Seismic Imaging

Seismic imaging aims at providing accurate and detailed 3D maps of the earth subsurface from acoustic wave propagation recording at the surface.

The full waveform inversion (FWI) is a geophysical inverse problem that uses the adjoin method to pose an iterative improvement of the physical model, typically parameterised in terms of wave velocity and density. As such, during the optimisation process several reverse time migrations (RTM) are performed. Two implementations of the RTM will be used in DEEP-SEA: the Barcelona Subsurface Imaging Tools (BSIT) based on MPI and OpenMP (or CUDA), and the Fraunhofer Reverse Time Migration (FRTM) based on GASPI and GPI-Space.

Within the project framework, a BSIT-like version will be used, namely a mock-up benchmark. The application uses different parallelisation strategies at different levels: MPI and OpenMP (or CUDA) at kernel level and a master-worker scheme for scheduling the complex inversion workflow. The code has been optimised for different specific hardware architectures but is limited by data access, both at kernel level (memory-bound, low operational intensity), non-persistent storage and global file access. In the scope of the DEEP-SEA improvements in these fields will be achieved by using the strategies proposed in the work package “Software Architecture and System Software“ (WP3). More specifically, this application will benefit from the analysis of different memory strategies on novel architectures (e.g., Post-K Fujitsu, Cascade lake with Optane, servers with heterogeneous memories).

The Fraunhofer Reverse Time Migration (FRTM) implements the method of Reverse Time Migration (RTM) which images seismic data and is based on the finite difference time domain discretization of the full wave equation. It is employed for oil & gas exploration and allows for accurate imaging of complex subsurface structures.
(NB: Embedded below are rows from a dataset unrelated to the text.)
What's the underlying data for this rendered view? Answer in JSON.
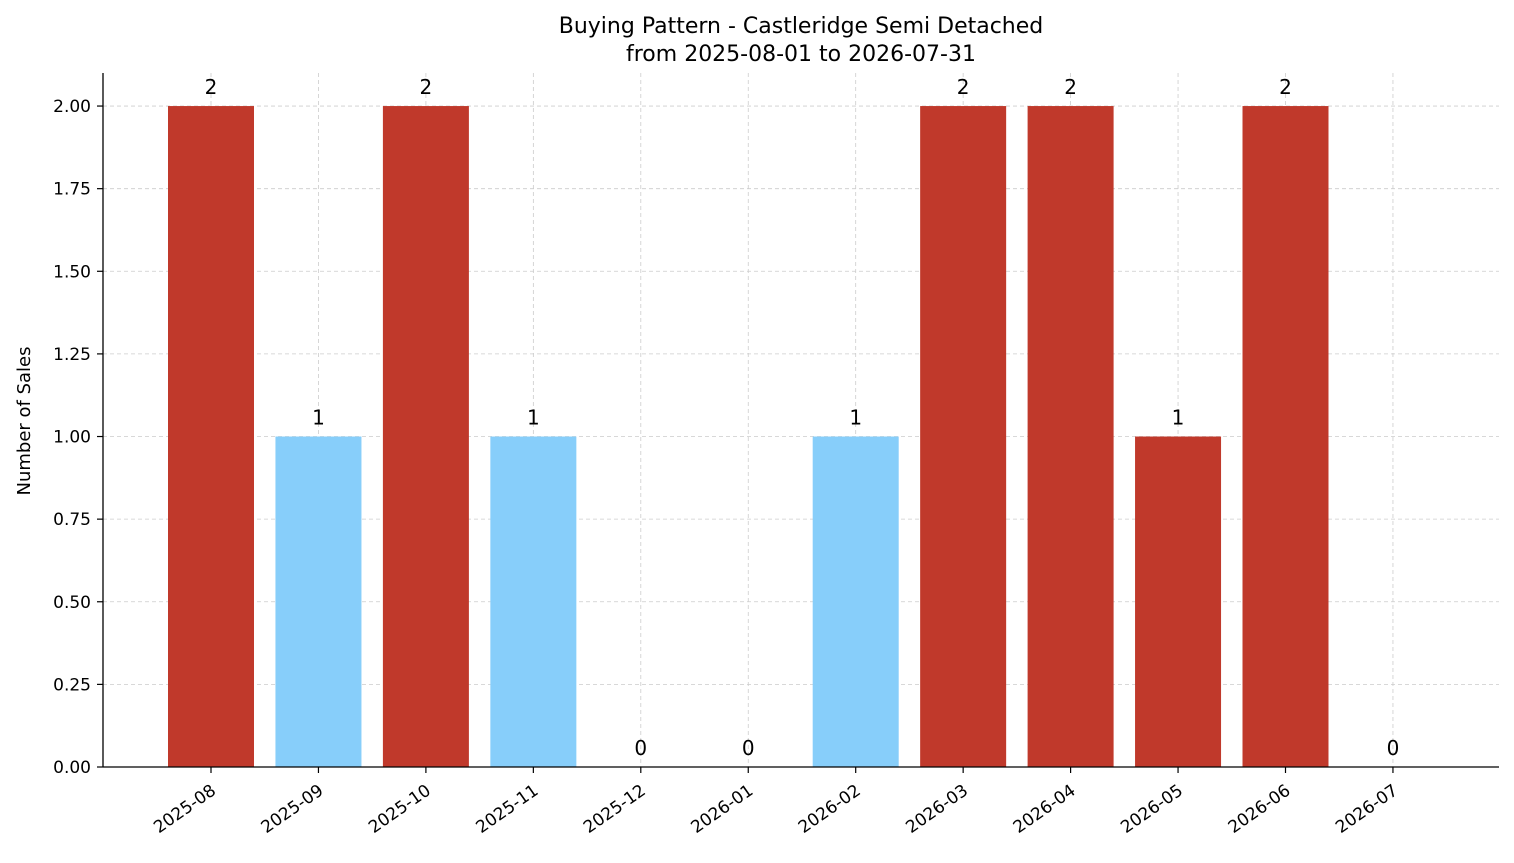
{
  "chart_data": {
    "type": "bar",
    "title_line1": "Buying Pattern - Castleridge Semi Detached",
    "title_line2": "from 2025-08-01 to 2026-07-31",
    "xlabel": "",
    "ylabel": "Number of Sales",
    "categories": [
      "2025-08",
      "2025-09",
      "2025-10",
      "2025-11",
      "2025-12",
      "2026-01",
      "2026-02",
      "2026-03",
      "2026-04",
      "2026-05",
      "2026-06",
      "2026-07"
    ],
    "values": [
      2,
      1,
      2,
      1,
      0,
      0,
      1,
      2,
      2,
      1,
      2,
      0
    ],
    "data_labels": [
      "2",
      "1",
      "2",
      "1",
      "0",
      "0",
      "1",
      "2",
      "2",
      "1",
      "2",
      "0"
    ],
    "bar_colors": [
      "#c0392b",
      "#87cefa",
      "#c0392b",
      "#87cefa",
      "#c0392b",
      "#c0392b",
      "#87cefa",
      "#c0392b",
      "#c0392b",
      "#c0392b",
      "#c0392b",
      "#c0392b"
    ],
    "ylim": [
      0,
      2.1
    ],
    "yticks": [
      "0.00",
      "0.25",
      "0.50",
      "0.75",
      "1.00",
      "1.25",
      "1.50",
      "1.75",
      "2.00"
    ],
    "ytick_values": [
      0,
      0.25,
      0.5,
      0.75,
      1.0,
      1.25,
      1.5,
      1.75,
      2.0
    ],
    "grid": true
  }
}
FRTM implements the RTM method in a robust and massively parallel way by using proprietary HPC tools like the PGAS communication API GPI-2 and the task based scheduler ACE, both developed at Fraunhofer ITWM. As such, it combines the necessary degree of accuracy with ultimate efficiency and scales over almost three orders of magnitude.

Workflow of the RTM shot computation. Partial images, so called shots, are computed concurrently by FDTD modeling of the wave equation and are aggregated (stacked) to the final image.
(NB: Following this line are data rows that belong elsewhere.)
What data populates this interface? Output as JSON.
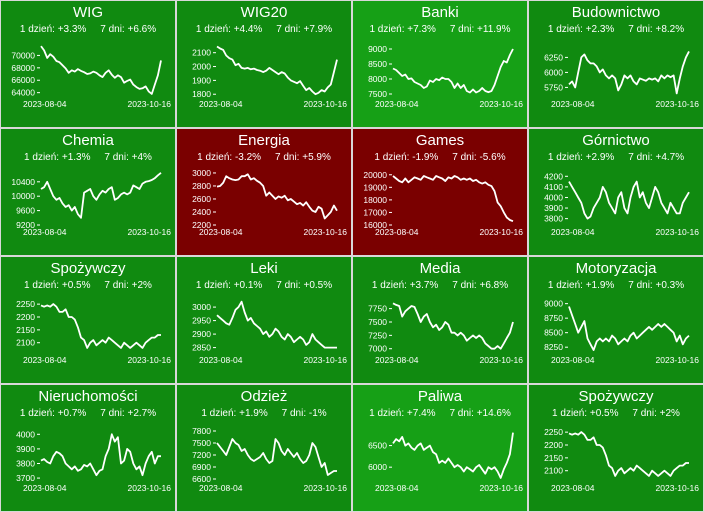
{
  "colors": {
    "green_dark": "#0b6b0b",
    "green_mid": "#0f8a0f",
    "green_bright": "#16a016",
    "red_dark": "#7a0000",
    "line": "#ffffff"
  },
  "labels": {
    "day_prefix": "1 dzień: ",
    "week_prefix": "7 dni: "
  },
  "chart_data": [
    {
      "type": "line",
      "title": "WIG",
      "change_1d": "+3.3%",
      "change_7d": "+6.6%",
      "color": "#108a10",
      "x_start": "2023-08-04",
      "x_end": "2023-10-16",
      "yticks": [
        64000,
        66000,
        68000,
        70000
      ],
      "ylim": [
        63300,
        72000
      ],
      "values": [
        71500,
        70800,
        69600,
        70200,
        69800,
        69100,
        68900,
        68400,
        67900,
        67200,
        67600,
        67400,
        67800,
        67500,
        67300,
        67000,
        67100,
        67400,
        67200,
        66800,
        66500,
        67200,
        67600,
        66900,
        66400,
        66800,
        66500,
        65600,
        65900,
        66100,
        65300,
        64900,
        64600,
        64700,
        65000,
        64200,
        63800,
        65300,
        66800,
        69200
      ]
    },
    {
      "type": "line",
      "title": "WIG20",
      "change_1d": "+4.4%",
      "change_7d": "+7.9%",
      "color": "#108a10",
      "x_start": "2023-08-04",
      "x_end": "2023-10-16",
      "yticks": [
        1800,
        1900,
        2000,
        2100
      ],
      "ylim": [
        1780,
        2170
      ],
      "values": [
        2145,
        2130,
        2120,
        2080,
        2060,
        2050,
        2010,
        2020,
        1990,
        1985,
        1990,
        1980,
        1985,
        1975,
        1970,
        1960,
        1970,
        1990,
        1975,
        1960,
        1945,
        1960,
        1950,
        1920,
        1900,
        1890,
        1880,
        1895,
        1860,
        1830,
        1845,
        1820,
        1800,
        1810,
        1830,
        1820,
        1850,
        1870,
        1960,
        2050
      ]
    },
    {
      "type": "line",
      "title": "Banki",
      "change_1d": "+7.3%",
      "change_7d": "+11.9%",
      "color": "#16a016",
      "x_start": "2023-08-04",
      "x_end": "2023-10-16",
      "yticks": [
        7500,
        8000,
        8500,
        9000
      ],
      "ylim": [
        7400,
        9200
      ],
      "values": [
        8350,
        8300,
        8200,
        8100,
        8150,
        8000,
        8020,
        7900,
        7850,
        7800,
        7700,
        7750,
        7950,
        7900,
        8000,
        7960,
        8050,
        8000,
        8000,
        7900,
        7700,
        7850,
        7700,
        7800,
        7600,
        7550,
        7650,
        7550,
        7600,
        7700,
        7600,
        7560,
        7600,
        7800,
        8100,
        8400,
        8600,
        8550,
        8800,
        9000
      ]
    },
    {
      "type": "line",
      "title": "Budownictwo",
      "change_1d": "+2.3%",
      "change_7d": "+8.2%",
      "color": "#108a10",
      "x_start": "2023-08-04",
      "x_end": "2023-10-16",
      "yticks": [
        5750,
        6000,
        6250
      ],
      "ylim": [
        5590,
        6490
      ],
      "values": [
        5800,
        5850,
        5750,
        6000,
        6250,
        6300,
        6200,
        6150,
        6150,
        6100,
        6000,
        6050,
        5950,
        5900,
        5950,
        5900,
        5700,
        5800,
        5950,
        5900,
        5950,
        5850,
        5800,
        5900,
        5880,
        5860,
        5900,
        5880,
        5900,
        5850,
        5950,
        5900,
        5950,
        5920,
        5950,
        5650,
        5900,
        6100,
        6250,
        6350
      ]
    },
    {
      "type": "line",
      "title": "Chemia",
      "change_1d": "+1.3%",
      "change_7d": "+4%",
      "color": "#108a10",
      "x_start": "2023-08-04",
      "x_end": "2023-10-16",
      "yticks": [
        9200,
        9600,
        10000,
        10400
      ],
      "ylim": [
        9200,
        10700
      ],
      "values": [
        10200,
        10250,
        10400,
        10200,
        10000,
        9900,
        9950,
        9800,
        9700,
        9750,
        9600,
        9700,
        9500,
        9400,
        10100,
        10150,
        10200,
        10000,
        9900,
        10050,
        10150,
        10100,
        10200,
        10250,
        9900,
        9950,
        10050,
        10100,
        10050,
        10100,
        10300,
        10250,
        10200,
        10350,
        10400,
        10420,
        10450,
        10500,
        10580,
        10650
      ]
    },
    {
      "type": "line",
      "title": "Energia",
      "change_1d": "-3.2%",
      "change_7d": "+5.9%",
      "color": "#7a0000",
      "x_start": "2023-08-04",
      "x_end": "2023-10-16",
      "yticks": [
        2200,
        2400,
        2600,
        2800,
        3000
      ],
      "ylim": [
        2200,
        3030
      ],
      "values": [
        2790,
        2800,
        2850,
        2950,
        2920,
        2900,
        2890,
        2900,
        2950,
        2950,
        2980,
        2900,
        2920,
        2880,
        2850,
        2800,
        2650,
        2700,
        2650,
        2600,
        2640,
        2620,
        2650,
        2580,
        2600,
        2560,
        2520,
        2540,
        2500,
        2550,
        2480,
        2420,
        2400,
        2480,
        2450,
        2300,
        2350,
        2400,
        2500,
        2420
      ]
    },
    {
      "type": "line",
      "title": "Games",
      "change_1d": "-1.9%",
      "change_7d": "-5.6%",
      "color": "#7a0000",
      "x_start": "2023-08-04",
      "x_end": "2023-10-16",
      "yticks": [
        16000,
        17000,
        18000,
        19000,
        20000
      ],
      "ylim": [
        16000,
        20300
      ],
      "values": [
        19900,
        19700,
        19500,
        19400,
        19700,
        19400,
        19600,
        19800,
        19700,
        19600,
        19900,
        19800,
        19700,
        19600,
        19900,
        19800,
        19700,
        19500,
        19800,
        19700,
        19900,
        19800,
        19600,
        19700,
        19600,
        19700,
        19500,
        19600,
        19400,
        19300,
        19400,
        19200,
        19100,
        18700,
        17800,
        17500,
        17000,
        16600,
        16400,
        16300
      ]
    },
    {
      "type": "line",
      "title": "Górnictwo",
      "change_1d": "+2.9%",
      "change_7d": "+4.7%",
      "color": "#108a10",
      "x_start": "2023-08-04",
      "x_end": "2023-10-16",
      "yticks": [
        3800,
        3900,
        4000,
        4100,
        4200
      ],
      "ylim": [
        3740,
        4250
      ],
      "values": [
        4150,
        4100,
        4050,
        4000,
        3950,
        3850,
        3800,
        3820,
        3900,
        3950,
        4000,
        4100,
        4050,
        3950,
        3900,
        3850,
        4000,
        4050,
        3900,
        3850,
        4000,
        4100,
        4150,
        4000,
        4050,
        3950,
        3900,
        4000,
        4100,
        4050,
        3950,
        3900,
        3850,
        3950,
        3900,
        3850,
        3850,
        3950,
        4000,
        4050
      ]
    },
    {
      "type": "line",
      "title": "Spożywczy",
      "change_1d": "+0.5%",
      "change_7d": "+2%",
      "color": "#108a10",
      "x_start": "2023-08-04",
      "x_end": "2023-10-16",
      "yticks": [
        2100,
        2150,
        2200,
        2250
      ],
      "ylim": [
        2060,
        2270
      ],
      "values": [
        2245,
        2240,
        2245,
        2240,
        2250,
        2240,
        2220,
        2220,
        2230,
        2200,
        2200,
        2190,
        2160,
        2120,
        2110,
        2080,
        2100,
        2110,
        2090,
        2100,
        2110,
        2100,
        2120,
        2110,
        2100,
        2090,
        2080,
        2100,
        2090,
        2080,
        2090,
        2100,
        2090,
        2080,
        2100,
        2110,
        2120,
        2120,
        2130,
        2130
      ]
    },
    {
      "type": "line",
      "title": "Leki",
      "change_1d": "+0.1%",
      "change_7d": "+0.5%",
      "color": "#108a10",
      "x_start": "2023-08-04",
      "x_end": "2023-10-16",
      "yticks": [
        2850,
        2900,
        2950,
        3000
      ],
      "ylim": [
        2830,
        3030
      ],
      "values": [
        2970,
        2960,
        2950,
        2940,
        2935,
        2960,
        2990,
        3000,
        3020,
        2980,
        2950,
        2960,
        2940,
        2930,
        2920,
        2900,
        2910,
        2890,
        2900,
        2920,
        2910,
        2890,
        2880,
        2900,
        2890,
        2870,
        2880,
        2890,
        2880,
        2860,
        2870,
        2900,
        2880,
        2870,
        2860,
        2850,
        2850,
        2850,
        2850,
        2850
      ]
    },
    {
      "type": "line",
      "title": "Media",
      "change_1d": "+3.7%",
      "change_7d": "+6.8%",
      "color": "#108a10",
      "x_start": "2023-08-04",
      "x_end": "2023-10-16",
      "yticks": [
        7000,
        7250,
        7500,
        7750
      ],
      "ylim": [
        6920,
        7930
      ],
      "values": [
        7850,
        7820,
        7800,
        7600,
        7700,
        7750,
        7800,
        7780,
        7650,
        7500,
        7600,
        7650,
        7500,
        7400,
        7450,
        7350,
        7400,
        7500,
        7450,
        7300,
        7300,
        7250,
        7300,
        7250,
        7150,
        7200,
        7250,
        7200,
        7250,
        7200,
        7100,
        7050,
        7000,
        7000,
        7050,
        7000,
        7100,
        7200,
        7300,
        7500
      ]
    },
    {
      "type": "line",
      "title": "Motoryzacja",
      "change_1d": "+1.9%",
      "change_7d": "+0.3%",
      "color": "#108a10",
      "x_start": "2023-08-04",
      "x_end": "2023-10-16",
      "yticks": [
        8250,
        8500,
        8750,
        9000
      ],
      "ylim": [
        8150,
        9080
      ],
      "values": [
        8950,
        8800,
        8650,
        8500,
        8600,
        8700,
        8400,
        8300,
        8200,
        8350,
        8400,
        8350,
        8400,
        8350,
        8450,
        8400,
        8300,
        8350,
        8400,
        8350,
        8450,
        8500,
        8400,
        8450,
        8500,
        8550,
        8600,
        8550,
        8600,
        8650,
        8600,
        8650,
        8600,
        8550,
        8500,
        8350,
        8450,
        8300,
        8400,
        8450
      ]
    },
    {
      "type": "line",
      "title": "Nieruchomości",
      "change_1d": "+0.7%",
      "change_7d": "+2.7%",
      "color": "#108a10",
      "x_start": "2023-08-04",
      "x_end": "2023-10-16",
      "yticks": [
        3700,
        3800,
        3900,
        4000
      ],
      "ylim": [
        3680,
        4050
      ],
      "values": [
        3820,
        3830,
        3810,
        3800,
        3850,
        3880,
        3870,
        3850,
        3800,
        3780,
        3760,
        3780,
        3750,
        3760,
        3790,
        3780,
        3800,
        3760,
        3720,
        3750,
        3760,
        3850,
        3900,
        4000,
        3950,
        3980,
        3800,
        3820,
        3900,
        3880,
        3800,
        3760,
        3780,
        3720,
        3800,
        3850,
        3880,
        3800,
        3850,
        3850
      ]
    },
    {
      "type": "line",
      "title": "Odzież",
      "change_1d": "+1.9%",
      "change_7d": "-1%",
      "color": "#108a10",
      "x_start": "2023-08-04",
      "x_end": "2023-10-16",
      "yticks": [
        6600,
        6900,
        7200,
        7500,
        7800
      ],
      "ylim": [
        6550,
        7900
      ],
      "values": [
        7500,
        7400,
        7300,
        7200,
        7400,
        7600,
        7500,
        7450,
        7300,
        7350,
        7200,
        7100,
        7050,
        7100,
        7150,
        7250,
        7100,
        7000,
        7050,
        7600,
        7500,
        7300,
        7200,
        7350,
        7250,
        7150,
        7250,
        7100,
        7000,
        7050,
        7200,
        7500,
        7400,
        7150,
        6900,
        7000,
        6700,
        6750,
        6800,
        6800
      ]
    },
    {
      "type": "line",
      "title": "Paliwa",
      "change_1d": "+7.4%",
      "change_7d": "+14.6%",
      "color": "#16a016",
      "x_start": "2023-08-04",
      "x_end": "2023-10-16",
      "yticks": [
        6000,
        6500
      ],
      "ylim": [
        5680,
        6930
      ],
      "values": [
        6550,
        6650,
        6600,
        6700,
        6500,
        6550,
        6450,
        6400,
        6500,
        6550,
        6400,
        6450,
        6500,
        6350,
        6300,
        6100,
        6150,
        6100,
        6200,
        6100,
        6000,
        6050,
        6000,
        5900,
        6000,
        5950,
        5900,
        6000,
        6050,
        5950,
        5850,
        6000,
        5950,
        6000,
        5900,
        5750,
        5950,
        6100,
        6300,
        6800
      ]
    },
    {
      "type": "line",
      "title": "Spożywczy",
      "change_1d": "+0.5%",
      "change_7d": "+2%",
      "color": "#108a10",
      "x_start": "2023-08-04",
      "x_end": "2023-10-16",
      "yticks": [
        2100,
        2150,
        2200,
        2250
      ],
      "ylim": [
        2060,
        2270
      ],
      "values": [
        2245,
        2240,
        2245,
        2240,
        2250,
        2240,
        2220,
        2220,
        2230,
        2200,
        2200,
        2190,
        2160,
        2120,
        2110,
        2080,
        2100,
        2110,
        2090,
        2100,
        2110,
        2100,
        2120,
        2110,
        2100,
        2090,
        2080,
        2100,
        2090,
        2080,
        2090,
        2100,
        2090,
        2080,
        2100,
        2110,
        2120,
        2120,
        2130,
        2130
      ]
    }
  ]
}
FHG’s FRTM will benefit from the extensions to GASPI and GPI-Space developed in the work package “System-level programming” (WP5). Namely, the RTM will use the resilience measures of GPI and exploit the malleability features implemented by the Slurm scheduler and presented to the application developer by GPI and GPI-Space. In the scope of DEEP-SEA, the performance improvements expected by using alternative memory architectures as well as the data allocation and migration strategies proposed by the WP3 tools will be analysed. Currently, a multithreaded CPU version of the code and an FPGA kernel for the stencil computation exist. In order to take advantage of more heterogeneity, a GPU version of FRTM will be implemented to run on the Booster module of the DEEP-EST prototype. The support of heterogeneous systems (especially the GPU implementation) will increase the competitiveness of the commercial FRTM application.

Seismic Imaging in the first DEEP project

In our first project DEEP, the French company CGG applications portfolio and geophysical research activities provided samples of seismic imaging codes representative of current and future trends in the oil and gas industry. From a programming perspective, those codes were both very compute and I/O intensive, but were most of the times featuring enough intrinsic parallelism to make them good candidates for large scale parallelisation.
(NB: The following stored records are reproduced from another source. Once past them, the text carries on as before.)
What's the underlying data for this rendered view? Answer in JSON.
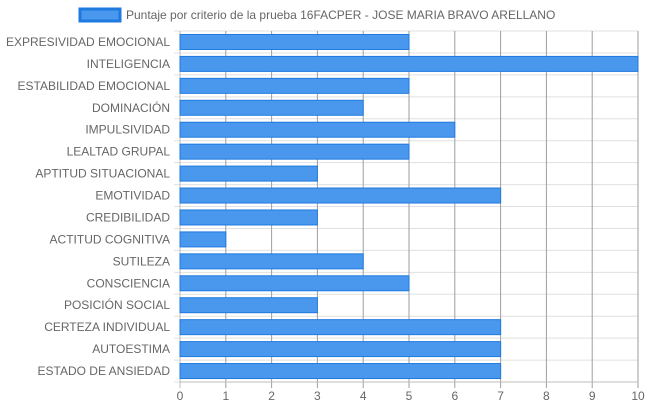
{
  "chart_data": {
    "type": "bar",
    "orientation": "horizontal",
    "categories": [
      "EXPRESIVIDAD EMOCIONAL",
      "INTELIGENCIA",
      "ESTABILIDAD EMOCIONAL",
      "DOMINACIÓN",
      "IMPULSIVIDAD",
      "LEALTAD GRUPAL",
      "APTITUD SITUACIONAL",
      "EMOTIVIDAD",
      "CREDIBILIDAD",
      "ACTITUD COGNITIVA",
      "SUTILEZA",
      "CONSCIENCIA",
      "POSICIÓN SOCIAL",
      "CERTEZA INDIVIDUAL",
      "AUTOESTIMA",
      "ESTADO DE ANSIEDAD"
    ],
    "series": [
      {
        "name": "Puntaje por criterio de la prueba 16FACPER - JOSE MARIA BRAVO ARELLANO",
        "values": [
          5,
          10,
          5,
          4,
          6,
          5,
          3,
          7,
          3,
          1,
          4,
          5,
          3,
          7,
          7,
          7
        ],
        "color": "#4a98ed",
        "border_color": "#1f7ae0"
      }
    ],
    "xlim": [
      0,
      10
    ],
    "x_ticks": [
      "0",
      "1",
      "2",
      "3",
      "4",
      "5",
      "6",
      "7",
      "8",
      "9",
      "10"
    ],
    "grid": true,
    "legend_position": "top",
    "title": "",
    "xlabel": "",
    "ylabel": ""
  }
}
The DEEP Architecture allowed to study the level of scalability of CGG’s key applications by re-engineering the codes to take advantage of the vector capabilities, the large number of cores, and the high memory bandwidth of the Booster Nodes, while at the same time the Cluster was leveraged to perform large I/O operations and accumulating the results of the computations run on the Booster. This way the ratio of Xeon Phi coprocessors and Xeon nodes was highly dynamic, allowing CGG to minimize the amount of idling resources.